In Malta wurde Pelopida, eine Oper von Girolamo Abos, wiederentdeckt
Das Ereignis wurde mit Spannung erwartet: die Wiederentdeckung von „Pelopida“, einer lange vergessenen Oper des maltesischen Komponisten Girolamo Abos, im Teatru Manoel im Rahmen des Valletta Baroque Festivals. Inspiriert vom Leben des thebanischen Generals Pelopidas, zeichnet das Werk seinen Aufstieg vom Exil zum revolutionären Helden vor dem Hintergrund der politischen Unruhen im antiken Griechenland nach. Die Inszenierung wurde von Brett Nicholas Brown gestaltet, die musikalische Leitung hatte Giulio Prandi, Leiter des Ariana Art Ensemble.
Mit Valentino Buzza, Filippo Mineccia, Josè Maria Lo Monaco, Lucija Varsic, Carlotta Colombo, Vittoriana De Amicis und Giulio Prandi.

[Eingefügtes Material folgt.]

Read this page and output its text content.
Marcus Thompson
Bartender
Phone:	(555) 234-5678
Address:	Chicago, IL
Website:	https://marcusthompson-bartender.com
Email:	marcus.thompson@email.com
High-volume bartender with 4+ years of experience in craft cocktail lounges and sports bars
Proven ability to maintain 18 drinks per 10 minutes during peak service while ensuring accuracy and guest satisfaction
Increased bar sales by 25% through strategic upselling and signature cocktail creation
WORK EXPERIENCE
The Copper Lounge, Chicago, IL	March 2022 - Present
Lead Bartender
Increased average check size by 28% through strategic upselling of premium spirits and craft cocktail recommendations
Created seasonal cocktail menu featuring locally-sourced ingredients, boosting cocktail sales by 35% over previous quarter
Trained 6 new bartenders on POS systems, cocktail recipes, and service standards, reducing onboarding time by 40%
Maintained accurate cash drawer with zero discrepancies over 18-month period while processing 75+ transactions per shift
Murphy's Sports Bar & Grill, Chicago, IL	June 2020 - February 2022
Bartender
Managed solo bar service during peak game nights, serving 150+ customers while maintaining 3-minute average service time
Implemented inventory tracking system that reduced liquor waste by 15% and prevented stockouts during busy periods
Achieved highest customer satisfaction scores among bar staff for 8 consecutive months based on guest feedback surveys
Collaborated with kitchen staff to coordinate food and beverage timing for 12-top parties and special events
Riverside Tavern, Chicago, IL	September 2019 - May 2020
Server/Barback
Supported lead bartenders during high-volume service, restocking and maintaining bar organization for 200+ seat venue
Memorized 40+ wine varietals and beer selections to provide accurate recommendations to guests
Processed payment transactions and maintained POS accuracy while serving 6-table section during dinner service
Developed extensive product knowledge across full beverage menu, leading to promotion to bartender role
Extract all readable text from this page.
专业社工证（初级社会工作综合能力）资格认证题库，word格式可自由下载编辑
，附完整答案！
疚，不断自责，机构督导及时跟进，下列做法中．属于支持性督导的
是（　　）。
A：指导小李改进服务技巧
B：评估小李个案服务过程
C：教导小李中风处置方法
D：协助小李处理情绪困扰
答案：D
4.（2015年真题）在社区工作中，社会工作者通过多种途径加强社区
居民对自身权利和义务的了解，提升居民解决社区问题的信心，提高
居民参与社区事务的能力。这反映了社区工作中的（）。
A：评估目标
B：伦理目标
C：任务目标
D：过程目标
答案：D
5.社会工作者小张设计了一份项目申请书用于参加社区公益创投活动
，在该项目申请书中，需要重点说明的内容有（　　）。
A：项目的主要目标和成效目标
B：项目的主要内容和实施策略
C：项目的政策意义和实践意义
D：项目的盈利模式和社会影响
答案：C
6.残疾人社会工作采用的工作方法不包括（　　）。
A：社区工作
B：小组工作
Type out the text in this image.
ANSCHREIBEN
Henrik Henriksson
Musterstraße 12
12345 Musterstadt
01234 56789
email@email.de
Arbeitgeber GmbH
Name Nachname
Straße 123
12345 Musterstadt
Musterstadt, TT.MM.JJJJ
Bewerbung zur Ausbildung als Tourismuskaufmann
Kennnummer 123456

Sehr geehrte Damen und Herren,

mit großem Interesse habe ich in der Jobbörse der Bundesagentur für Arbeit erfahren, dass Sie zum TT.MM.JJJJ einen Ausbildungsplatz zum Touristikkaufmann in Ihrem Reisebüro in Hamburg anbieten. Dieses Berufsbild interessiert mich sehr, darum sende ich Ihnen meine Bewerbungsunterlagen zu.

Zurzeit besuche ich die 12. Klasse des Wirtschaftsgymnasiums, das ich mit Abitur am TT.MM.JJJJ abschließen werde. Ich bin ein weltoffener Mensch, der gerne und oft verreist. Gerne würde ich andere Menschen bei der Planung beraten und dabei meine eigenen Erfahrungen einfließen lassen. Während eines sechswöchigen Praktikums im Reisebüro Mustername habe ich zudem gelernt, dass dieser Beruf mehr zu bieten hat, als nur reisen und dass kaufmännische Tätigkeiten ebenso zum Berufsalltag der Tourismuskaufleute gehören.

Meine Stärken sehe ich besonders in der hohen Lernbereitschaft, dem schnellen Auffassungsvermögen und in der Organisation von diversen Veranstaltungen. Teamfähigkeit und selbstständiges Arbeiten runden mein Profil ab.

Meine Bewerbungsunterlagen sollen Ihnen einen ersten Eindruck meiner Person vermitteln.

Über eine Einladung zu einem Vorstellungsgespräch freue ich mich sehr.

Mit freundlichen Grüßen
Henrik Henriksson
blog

In Dijon: Monteverdi im Dialog mit dem Maler Yan Pei-Ming
Im Musée des Beaux-Arts in Dijon luden Traversées Nomades (Étienne Meyer, Capucine Keller, Judith Pacquier und Laurent Stewart) das Publikum zu einem speziell konzipierten Programm ein, das alte Musik – insbesondere Monteverdi – mit zeitgenössischem Schaffen in Dialog brachte, wobei ein Triptychon des chinesischen Malers Yan Pei-Ming im Mittelpunkt stand.
Unter dem Titel Nom d’un chien ! Un jour parfait verbindet diese umfangreiche Gruppe von Gemälden im Rahmen des kreativen Prozesses des Künstlers die monumentalen gemalten Figuren mit den im Museum untergebrachten Grabmälern der Herzöge von Burgund. Die Veranstaltung war Teil eines von der Opéra de Dijon organisierten Off-Site-Programms.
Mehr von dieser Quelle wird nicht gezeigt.